Today, there at least four Americans, two Germans, two Austrians, two Frenchmen, and two Swedish nationals (including Djalali) held in Iranian detention, nearly all being charged with spying or “collaborating with hostile states.” Individual states have had to take measures into their own hands in deterring citizens from visiting Iran. The State Department Iran Travel Advisory says, “Do not travel to Iran due to the risk of kidnapping and the arbitrary arrest and detention of US citizens,” and similar warnings are repeated by Sweden, the UK, and other nations contending with Iran’s hostage diplomacy.
Barry Rosen, one of the hostages from the 1979 Embassy Crisis, demands the Biden administration do more in ensuring the safe return of the four American hostages as well as leverage US influence to induce Iran to stop these practices. Rosen suggests the US form a coalition with allies acutely affected by the regimes’ tactics to force the suspension of Iran’s membership from the UN WTO Executive Council until it frees all foreign and dual-nationality hostages.[2]

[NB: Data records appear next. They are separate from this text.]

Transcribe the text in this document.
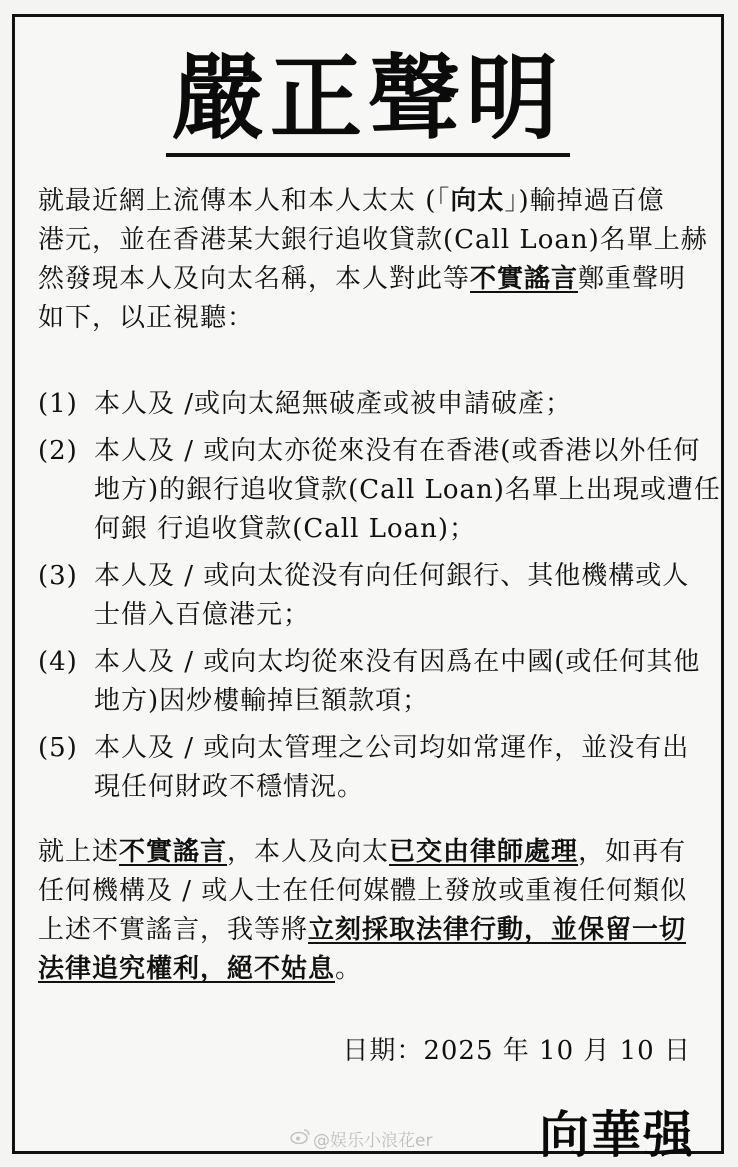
嚴正聲明
就最近網上流傳本人和本人太太 (「向太」)輸掉過百億
港元，並在香港某大銀行追收貸款(Call Loan)名單上赫
然發現本人及向太名稱，本人對此等不實謠言鄭重聲明
如下，以正視聽：
(1) 本人及 /或向太絕無破產或被申請破產；
(2) 本人及 / 或向太亦從來没有在香港(或香港以外任何
地方)的銀行追收貸款(Call Loan)名單上出現或遭任
何銀 行追收貸款(Call Loan)；
(3) 本人及 / 或向太從没有向任何銀行、其他機構或人
士借入百億港元；
(4) 本人及 / 或向太均從來没有因爲在中國(或任何其他
地方)因炒樓輸掉巨額款項；
(5) 本人及 / 或向太管理之公司均如常運作，並没有出
現任何財政不穩情況。
就上述不實謠言，本人及向太已交由律師處理，如再有
任何機構及 / 或人士在任何媒體上發放或重複任何類似
上述不實謠言，我等將立刻採取法律行動，並保留一切
法律追究權利，絕不姑息。
日期：2025 年 10 月 10 日
向華强
@娱乐小浪花er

Indeed such political maneuvering and pressuring may be possible for a nation like Iran, but hostage diplomacy disputes can even occur between permanent members of the UN Security Council. On December 1, 2018 Meng Wanzhou, daughter of the CEO of Huawei, was arrested in Canada, at the request of the United States, for allegedly defrauding HSBC, a British bank. The US requested Wanzhou’s extradition and China responded by detaining two Canadian nationals, Michael Spavor and Michael Kovrig, charging them with espionage. After each of their respective trials, and negotiations between US and Chinese officials, the extradition request for Meng was dropped as part of her deferred prosecution agreement with the DOJ and both Michaels were released on the same day.[3]
Solutions to combat hostage diplomacy will require greater collective action on several levels. States that feel they have the most to lose from hostage diplomacy should band together and collectively agree to not give in to the demands of rogue states. Additionally, international conventions require greater enforcement mechanisms to uphold the Articles to which States are party to. The International Convention Against the Taking of Hostages explicitly denies the legality of hostage taking for political ends. Also, in the cases of Djalali, Michael Spavor, and Kovrig, the defendants were denied the right to consular assistance, a violation of the Vienna Convention on Consular Relations Article 36(a) to which both China and Iran are party.
[1] Iran: Swedish-Iranian Doctor Held Hostage and at risk of Retaliatory Execution, AMNESTY, May 19, 2022.
[2] Barry Rosen, Time to Stand up to the UN Body Aiding Iran’s Hostage Diplomacy – opinion, THEJERUSALEMPOST, February 24, 2022.
[3] Scott Kennedy, Beijing Suffers Major Loss from its Hostage Diplomacy, CSIS, September 29, 2021.